Düsseldorf (ddp-nrw). Das Deutsch-Türkische Forum in der nordrhein-westfälischen CDU will Zuwanderer in mehr Berufen und Geschäftszweigen sehen. «Das Wirtschaftspotenzial der türkischstämmigen Unternehmer wird nur unzureichend genutzt», sagte der Chef des Forums, der CDU-Politiker Bülent Arslan, am Donnerstag in Düsseldorf.
Zu oft konzentrierten sich Deutsch-Türken beim Schritt in die Selbstständigkeit auf klassische Zweige wie Gastronomie und Einzelhandel. Aber auch der Staat und die deutschen Inländer müssten umdenken, damit Zuwanderer alle Wirtschaftszweige erobern könnten.
Ziel müsse es sein, die Zahl der türkischstämmigen Unternehmer bis 2015 auf 120 000 zu verdoppeln, forderte Arslan. Notwendig seien unter anderem Förder- und Beratungsprogramme, um den Schritt in die Existenzgründung vorzubereiten und zu begleiten. Es müsse ganz normal werden, dass Deutschtürken nicht nur Döner und Obst verkaufen, sondern etwa auch als Handwerksmeister arbeiten.

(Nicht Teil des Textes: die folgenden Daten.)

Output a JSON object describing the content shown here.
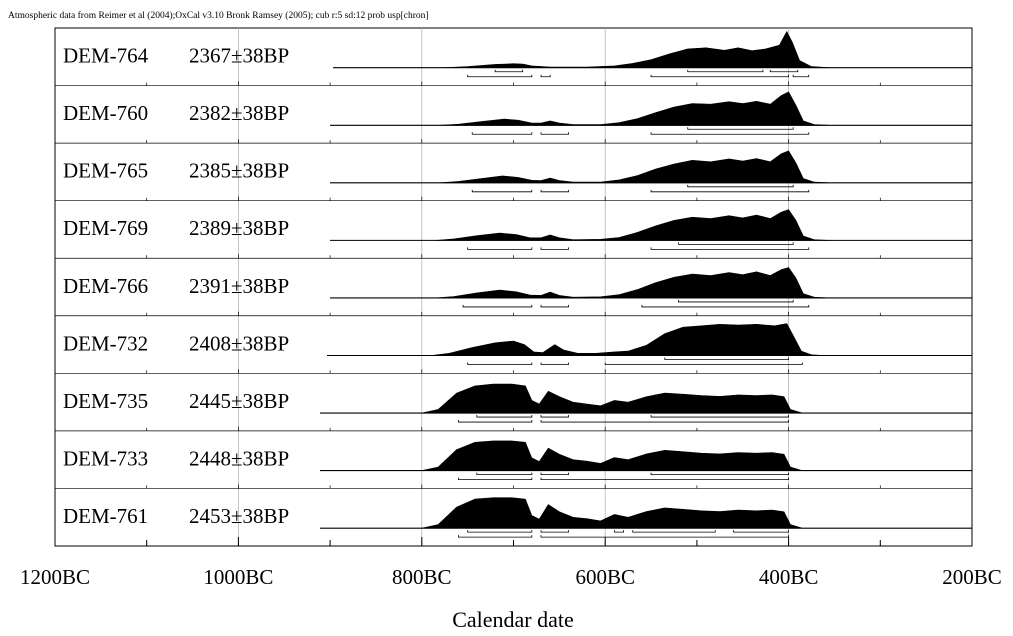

Die CDU-Landtagsfraktion begrüßte die Initiative. «Die Integration gerade der türkischstämmigen Menschen muss aus der sozialen Problemecke heraus», sagte der CDU-Abgeordnete Michael Solf. Seit Jahren leisteten viele Migranten einen Beitrag zur lokalen Wirtschaft. «Das kann und muss durch passgenaue Beratung ausgebaut werden. Besonders die regionale Wirtschaftspolitik sollte die Potenziale der Migranten stärker in den Blick nehmen», sagte Solf.